Nothing in this section shall be construed to prohibit incentive-based bonuses for employees employed in the garment industry. A brand guarantor who contracts with an employer of an employee described in paragraph
(2)for the performance of services in the garment industry shall share joint and several liability with such employer for any violations of the employer under this Act involving such employee. An employee described in this paragraph is any employee employed in the garment industry who in any workweek is engaged in commerce or in the production of goods for commerce, or is employed in an enterprise engaged in commerce or in the production of goods for commerce. For purposes of paragraph (1), an employer of an employee described in paragraph
(2)includes any other person who, through 1 or more subcontracts, subcontracts with the employer of such an employee for the performance of services in the garment industry. Nothing in this subsection shall be construed to preclude a determination of joint employment, in the garment industry or otherwise, for entities other than brand guarantors.

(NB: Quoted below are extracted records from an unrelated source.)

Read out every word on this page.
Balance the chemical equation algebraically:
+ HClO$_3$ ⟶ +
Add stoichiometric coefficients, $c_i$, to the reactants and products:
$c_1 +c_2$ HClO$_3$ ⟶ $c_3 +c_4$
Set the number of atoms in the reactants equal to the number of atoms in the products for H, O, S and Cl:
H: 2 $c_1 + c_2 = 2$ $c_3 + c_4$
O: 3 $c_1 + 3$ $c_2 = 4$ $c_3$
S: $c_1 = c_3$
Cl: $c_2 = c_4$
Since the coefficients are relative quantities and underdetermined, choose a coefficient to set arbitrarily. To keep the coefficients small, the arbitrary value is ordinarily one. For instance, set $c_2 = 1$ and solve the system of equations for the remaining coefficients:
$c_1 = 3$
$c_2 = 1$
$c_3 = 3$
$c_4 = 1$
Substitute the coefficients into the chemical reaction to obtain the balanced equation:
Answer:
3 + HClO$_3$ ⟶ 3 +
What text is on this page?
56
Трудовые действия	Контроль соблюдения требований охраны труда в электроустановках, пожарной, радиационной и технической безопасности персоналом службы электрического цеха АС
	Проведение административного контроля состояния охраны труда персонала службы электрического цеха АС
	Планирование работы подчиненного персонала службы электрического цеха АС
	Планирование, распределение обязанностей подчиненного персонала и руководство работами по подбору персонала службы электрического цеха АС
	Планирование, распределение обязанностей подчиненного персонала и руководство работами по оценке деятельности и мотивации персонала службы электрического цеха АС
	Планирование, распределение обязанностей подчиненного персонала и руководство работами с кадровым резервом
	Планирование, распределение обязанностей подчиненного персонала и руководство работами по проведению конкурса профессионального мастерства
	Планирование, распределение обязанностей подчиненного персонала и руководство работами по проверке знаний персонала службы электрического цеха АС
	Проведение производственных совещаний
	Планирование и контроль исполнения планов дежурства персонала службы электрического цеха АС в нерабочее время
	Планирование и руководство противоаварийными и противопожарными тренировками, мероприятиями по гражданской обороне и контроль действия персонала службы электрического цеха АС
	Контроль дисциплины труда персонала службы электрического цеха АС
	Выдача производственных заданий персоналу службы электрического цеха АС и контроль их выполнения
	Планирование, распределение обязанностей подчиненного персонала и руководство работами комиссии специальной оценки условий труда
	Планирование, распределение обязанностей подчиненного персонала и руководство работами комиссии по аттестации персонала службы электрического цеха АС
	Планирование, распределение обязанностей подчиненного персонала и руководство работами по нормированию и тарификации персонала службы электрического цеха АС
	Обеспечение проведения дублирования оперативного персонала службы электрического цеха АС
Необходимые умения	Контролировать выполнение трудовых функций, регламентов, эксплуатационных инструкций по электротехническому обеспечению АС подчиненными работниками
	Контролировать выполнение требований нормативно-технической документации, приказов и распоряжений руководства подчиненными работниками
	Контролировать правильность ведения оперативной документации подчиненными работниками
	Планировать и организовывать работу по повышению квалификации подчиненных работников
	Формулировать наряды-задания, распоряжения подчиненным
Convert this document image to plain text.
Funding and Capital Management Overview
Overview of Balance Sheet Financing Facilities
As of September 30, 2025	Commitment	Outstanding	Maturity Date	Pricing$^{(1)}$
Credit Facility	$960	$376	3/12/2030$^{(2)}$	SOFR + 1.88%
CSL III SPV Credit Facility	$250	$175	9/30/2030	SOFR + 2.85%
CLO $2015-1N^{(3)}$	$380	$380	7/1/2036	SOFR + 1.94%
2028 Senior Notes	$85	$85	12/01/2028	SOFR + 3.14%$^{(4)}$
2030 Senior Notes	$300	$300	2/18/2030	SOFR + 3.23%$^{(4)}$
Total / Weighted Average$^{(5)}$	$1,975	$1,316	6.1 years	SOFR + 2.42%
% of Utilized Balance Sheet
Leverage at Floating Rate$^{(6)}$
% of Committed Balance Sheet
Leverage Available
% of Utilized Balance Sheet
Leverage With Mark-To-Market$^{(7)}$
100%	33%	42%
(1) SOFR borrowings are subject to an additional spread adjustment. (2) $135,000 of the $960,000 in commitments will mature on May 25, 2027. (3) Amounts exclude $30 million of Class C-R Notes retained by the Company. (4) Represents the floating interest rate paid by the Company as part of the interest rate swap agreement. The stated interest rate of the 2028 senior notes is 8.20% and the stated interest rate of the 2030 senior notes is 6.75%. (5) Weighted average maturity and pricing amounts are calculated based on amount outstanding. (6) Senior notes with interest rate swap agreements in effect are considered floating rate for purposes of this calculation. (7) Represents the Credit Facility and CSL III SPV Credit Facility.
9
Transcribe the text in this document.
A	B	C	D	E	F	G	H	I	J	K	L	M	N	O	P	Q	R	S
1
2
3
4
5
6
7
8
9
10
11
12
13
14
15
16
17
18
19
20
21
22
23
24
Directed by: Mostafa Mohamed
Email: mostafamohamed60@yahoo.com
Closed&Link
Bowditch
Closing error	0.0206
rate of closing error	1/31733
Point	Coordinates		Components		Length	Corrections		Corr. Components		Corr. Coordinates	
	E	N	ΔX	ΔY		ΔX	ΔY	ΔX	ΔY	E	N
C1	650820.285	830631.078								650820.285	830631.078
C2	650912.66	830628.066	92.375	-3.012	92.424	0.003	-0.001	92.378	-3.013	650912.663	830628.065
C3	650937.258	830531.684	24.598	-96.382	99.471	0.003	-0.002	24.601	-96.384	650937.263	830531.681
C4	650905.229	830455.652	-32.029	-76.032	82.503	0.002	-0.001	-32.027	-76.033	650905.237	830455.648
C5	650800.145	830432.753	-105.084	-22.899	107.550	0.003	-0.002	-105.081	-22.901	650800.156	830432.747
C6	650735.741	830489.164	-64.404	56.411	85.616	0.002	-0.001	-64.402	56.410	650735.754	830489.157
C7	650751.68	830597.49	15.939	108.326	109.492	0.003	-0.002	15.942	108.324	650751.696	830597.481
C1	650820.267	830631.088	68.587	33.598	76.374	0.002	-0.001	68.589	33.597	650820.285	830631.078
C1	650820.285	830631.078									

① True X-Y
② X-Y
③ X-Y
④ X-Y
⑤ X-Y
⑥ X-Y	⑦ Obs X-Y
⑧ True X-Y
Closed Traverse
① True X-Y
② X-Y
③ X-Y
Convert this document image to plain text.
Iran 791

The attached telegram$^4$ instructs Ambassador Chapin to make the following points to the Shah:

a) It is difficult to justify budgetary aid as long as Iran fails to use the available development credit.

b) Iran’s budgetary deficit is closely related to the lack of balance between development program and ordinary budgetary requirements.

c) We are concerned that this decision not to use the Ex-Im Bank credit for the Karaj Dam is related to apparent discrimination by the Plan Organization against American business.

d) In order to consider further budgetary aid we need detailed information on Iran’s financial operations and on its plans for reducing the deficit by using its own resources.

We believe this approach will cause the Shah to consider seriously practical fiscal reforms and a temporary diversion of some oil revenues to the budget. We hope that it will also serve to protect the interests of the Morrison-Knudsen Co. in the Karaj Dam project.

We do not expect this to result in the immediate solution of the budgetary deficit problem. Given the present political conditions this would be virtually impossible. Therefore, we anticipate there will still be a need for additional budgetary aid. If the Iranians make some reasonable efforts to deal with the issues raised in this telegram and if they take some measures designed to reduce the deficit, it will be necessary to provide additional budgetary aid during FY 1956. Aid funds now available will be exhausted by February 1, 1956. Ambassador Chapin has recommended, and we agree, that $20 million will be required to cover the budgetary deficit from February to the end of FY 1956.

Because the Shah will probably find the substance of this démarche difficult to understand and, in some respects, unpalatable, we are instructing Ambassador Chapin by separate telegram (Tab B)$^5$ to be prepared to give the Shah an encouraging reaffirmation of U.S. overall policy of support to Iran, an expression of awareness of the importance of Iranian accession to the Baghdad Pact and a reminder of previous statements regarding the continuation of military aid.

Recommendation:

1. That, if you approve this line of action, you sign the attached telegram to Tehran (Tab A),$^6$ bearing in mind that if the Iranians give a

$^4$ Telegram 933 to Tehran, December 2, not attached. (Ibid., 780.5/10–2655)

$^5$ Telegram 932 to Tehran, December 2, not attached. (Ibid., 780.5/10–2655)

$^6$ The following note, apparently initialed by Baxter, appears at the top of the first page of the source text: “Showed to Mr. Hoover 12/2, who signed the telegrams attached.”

Subsections
(a)and
(b)shall not apply for purposes of an employee employed in the garment industry who is covered by a bona fide collective bargaining agreement that expressly provides for— wages, hours of work, and working conditions of the employee; a wage rate for all hours worked by the employee in excess of 40 hours in a week that is greater than one- and one-half times the regular rate at which such employee is employed; and a minimum hourly rate of pay for the employee that is not less than 10 percent more than the higher of— the minimum wage rate under an applicable State law; or the minimum wage rate in effect under section 6(a)(1); and a process to resolve disputes concerning nonpayment of wages. The Secretary may prescribe such regulations or other guidance as may be necessary to carry out this section. In this section: The term brand guarantor means any person contracting for the performance of garment manufacturing, including through licensing of a brand or name, regardless of whether the party with whom the person contracts performs the manufacturing operations or hires garment contractors to perform the manufacturing operations. The term garment includes any article of wearing apparel or accessory designed or intended to be worn by an individual, including clothing, hats, gloves, handbags, hosiery, ties, scarfs, and belts. The term garment contractor — means any person who, with the assistance of an employee or any other individual, is primarily engaged in garment manufacturing for another person, including for another garment contractor, a garment manufacturer, or a brand guarantor; and includes a subcontractor that is primarily engaged in garment manufacturing. The term garment industry means the industry of garment manufacturing. The term garment manufacturer means any person who is engaged in garment manufacturing who is not a garment contractor. The term garment manufacturing means— sewing, cutting, making, processing, repairing, finishing, assembling, pressing, or dyeing a garment, including a section or component of a garment, designed for or intended to be worn by an individual, which is to be sold or offered for sale or resale; altering the design, or causing another person to alter the design, of a garment described in clause (i); affixing a label to a garment described in clause (i); any other form of preparation of a garment described in clause
(i)by any person contracting for such preparation; and any other operation or practice as may be identified in regulations issued by the Secretary consistent with the purposes of this section. The term garment manufacturing does not include— manufacturing of garments by an individual who manufactures the garments by his or herself without the assistance of a garment contractor, employee, or any other individual; cleaning, altering, or tailoring any garment, including a section or component of a garment, after the garment has been sold at retail; or any other form of manufacturing as may be identified in regulations issued by the Secretary consistent with the purposes of this section. . in section 15 ( 29 U.S.C. 215(a) )— in subsection (a)— in paragraph (5), by striking the period and inserting ; or ; and by adding at the end the following: to violate section 8. ; and by adding at the end the following new subsection: For the purposes of subsection (a)(6), it shall be an affirmative defense to an action under such subsection against a brand guarantor (as defined in section 8(f)) if such brand guarantor shows no knowledge of the violation of section 8 alleged in such action. ; and in section 16 ( 29 U.S.C. 216 )— in subsection (b)— by inserting after the third sentence the following: Any person who violates section 8 shall be liable for such legal or equitable relief as may be appropriate to effectuate the purposes of such section, including the payment of wages lost and an additional equal amount as liquidated damages. ; and in the last sentence, by inserting before the period at the end or 8 ; and in subsection (c), by adding at the end the following: The authority and requirements described in this subsection shall apply with respect to a violation of section 8, as appropriate, and the person in such violation shall be liable for such legal or equitable relief as may be appropriate to effectuate the purposes of such section, including the payment of wages lost and an additional equal amount as liquidated damages. . Section 10 of the Fair Labor Standards Act of 1938 ( 29 U.S.C. 210 ) is repealed. The amendments made by this section shall take effect on the date that is 6 months after the date of enactment of this Act.